Forget them, our brothers, the sweet and the tender,
Who lived for the sake of a world that was blind,
Who recked not the slander, nor heeded the peril,
Secure in the truth, and the love of their kind?

Forget them, our heroes, the strong and the fearless,
Who faced the wild beast in its innermost lair,
Who blenched not, though lashed by the rage of the tempest,
Who taught slaves and tyrants what freemen can dare?

Forget them, our martyrs, the grand and the peerless,
Who mastered the scaffold, and conquered the grave,
Who murdered are living, and dying are deathless,
Whose memory lives in the hearts of the brave?

Forget them?
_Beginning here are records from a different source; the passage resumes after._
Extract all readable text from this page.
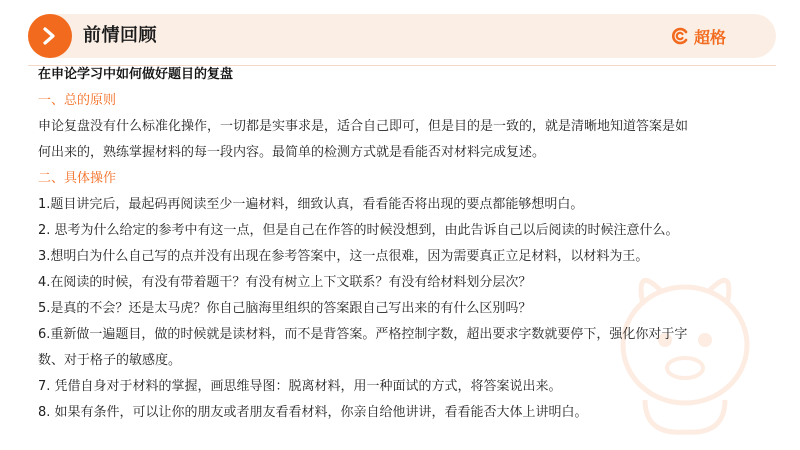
前情回顾	超格
在申论学习中如何做好题目的复盘
一、总的原则
申论复盘没有什么标准化操作，一切都是实事求是，适合自己即可，但是目的是一致的，就是清晰地知道答案是如
何出来的，熟练掌握材料的每一段内容。最简单的检测方式就是看能否对材料完成复述。
二、具体操作
1.题目讲完后，最起码再阅读至少一遍材料，细致认真，看看能否将出现的要点都能够想明白。
2. 思考为什么给定的参考中有这一点，但是自己在作答的时候没想到，由此告诉自己以后阅读的时候注意什么。
3.想明白为什么自己写的点并没有出现在参考答案中，这一点很难，因为需要真正立足材料，以材料为王。
4.在阅读的时候，有没有带着题干？有没有树立上下文联系？有没有给材料划分层次？
5.是真的不会？还是太马虎？你自己脑海里组织的答案跟自己写出来的有什么区别吗？
6.重新做一遍题目，做的时候就是读材料，而不是背答案。严格控制字数，超出要求字数就要停下，强化你对于字
数、对于格子的敏感度。
7. 凭借自身对于材料的掌握，画思维导图：脱离材料，用一种面试的方式，将答案说出来。
8. 如果有条件，可以让你的朋友或者朋友看看材料，你亲自给他讲讲，看看能否大体上讲明白。
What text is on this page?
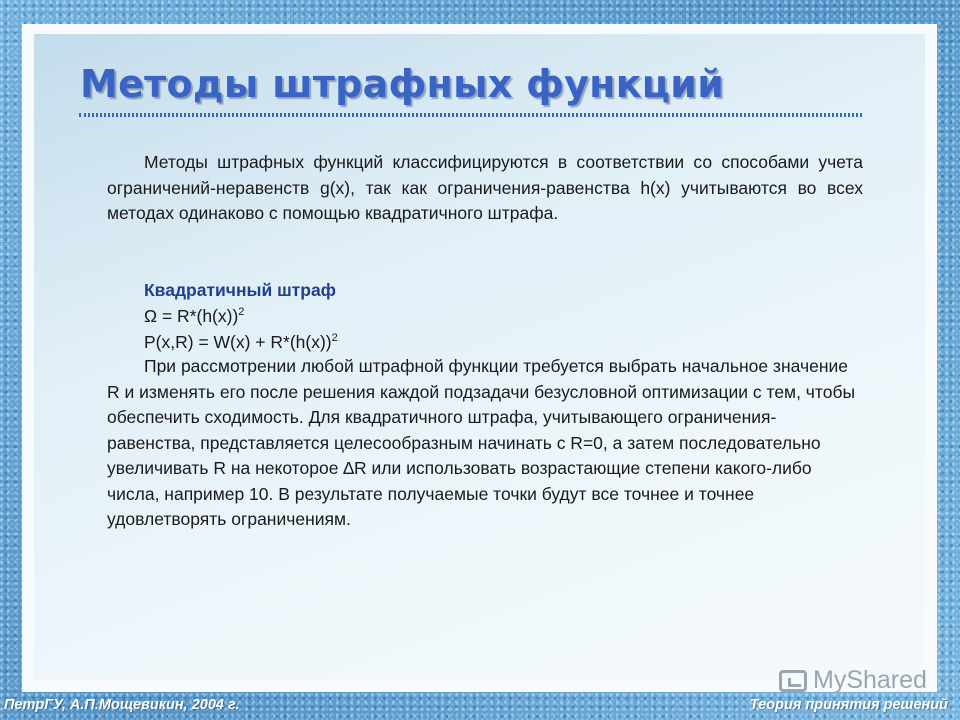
Методы штрафных функций

Методы штрафных функций классифицируются в соответствии со способами учета ограничений-неравенств g(x), так как ограничения-равенства h(x) учитываются во всех методах одинаково с помощью квадратичного штрафа.

Квадратичный штраф

$\Omega = R*(h(x))^2$

$P(x,R) = W(x) + R*(h(x))^2$

При рассмотрении любой штрафной функции требуется выбрать начальное значение R и изменять его после решения каждой подзадачи безусловной оптимизации с тем, чтобы обеспечить сходимость. Для квадратичного штрафа, учитывающего ограничения-равенства, представляется целесообразным начинать с R=0, а затем последовательно увеличивать R на некоторое ∆R или использовать возрастающие степени какого-либо числа, например 10. В результате получаемые точки будут все точнее и точнее удовлетворять ограничениям.

MyShared
ПетрГУ, А.П.Мощевикин, 2004 г.	Теория принятия решений
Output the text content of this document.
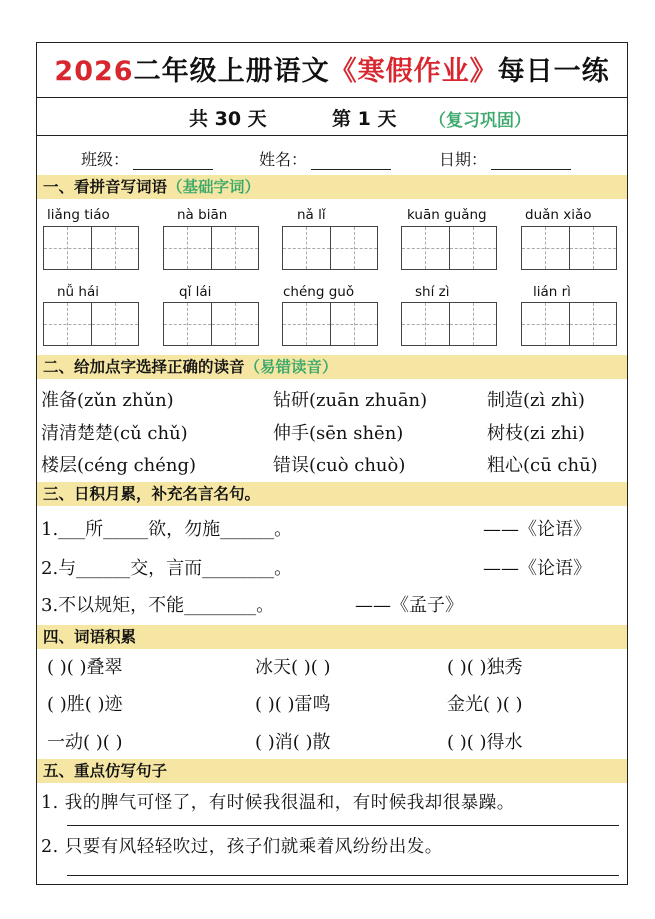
2026二年级上册语文《寒假作业》每日一练
共 30 天	第 1 天 （复习巩固）
班级：	姓名：	日期：
一、看拼音写词语（基础字词）
liǎng tiáo	nà biān	nǎ lǐ	kuān guǎng	duǎn xiǎo
nǚ hái	qǐ lái	chéng guǒ	shí zì	lián rì
二、给加点字选择正确的读音（易错读音）
准备(zǔn zhǔn)	钻研(zuān zhuān)	制造(zì zhì)
清清楚楚(cǔ chǔ)	伸手(sēn shēn)	树枝(zi zhi)
楼层(céng chéng)	错误(cuò chuò)	粗心(cū chū)
三、日积月累，补充名言名句。
1.___所_____欲，勿施______。	——《论语》
2.与______交，言而________。	——《论语》
3.不以规矩，不能________。	——《孟子》
四、词语积累
( )( )叠翠	冰天( )( )	( )( )独秀
( )胜( )迹	( )( )雷鸣	金光( )( )
一动( )( )	( )消( )散	( )( )得水
五、重点仿写句子
1. 我的脾气可怪了，有时候我很温和，有时候我却很暴躁。
2. 只要有风轻轻吹过，孩子们就乘着风纷纷出发。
When hopeless and shrouded in darkness,
When heavy the burden and long the delay,
They brighten the blackness, and speak from the silence,
And point through the clouds to the dawn of the day.

Forget them? By liberty scorned and dishonored,
By justice entangled in sophistry's net,
By truth doomed to drudge in the service of falsehood,
By love turned to hatred — we will not forget!

Forget them? When lost to the meaning of manhood,
And deaf to the cause which inspired us of yore,
We crouch with the craven or turn with the traitor,
Then we may forget — for they know us no more!

Forget them? Humanity's triumph approaches;
The harvest is white from the seed they have sown
Forget them? Ye cannot, ye sons of the future;
When freedom is victor, they come to their own!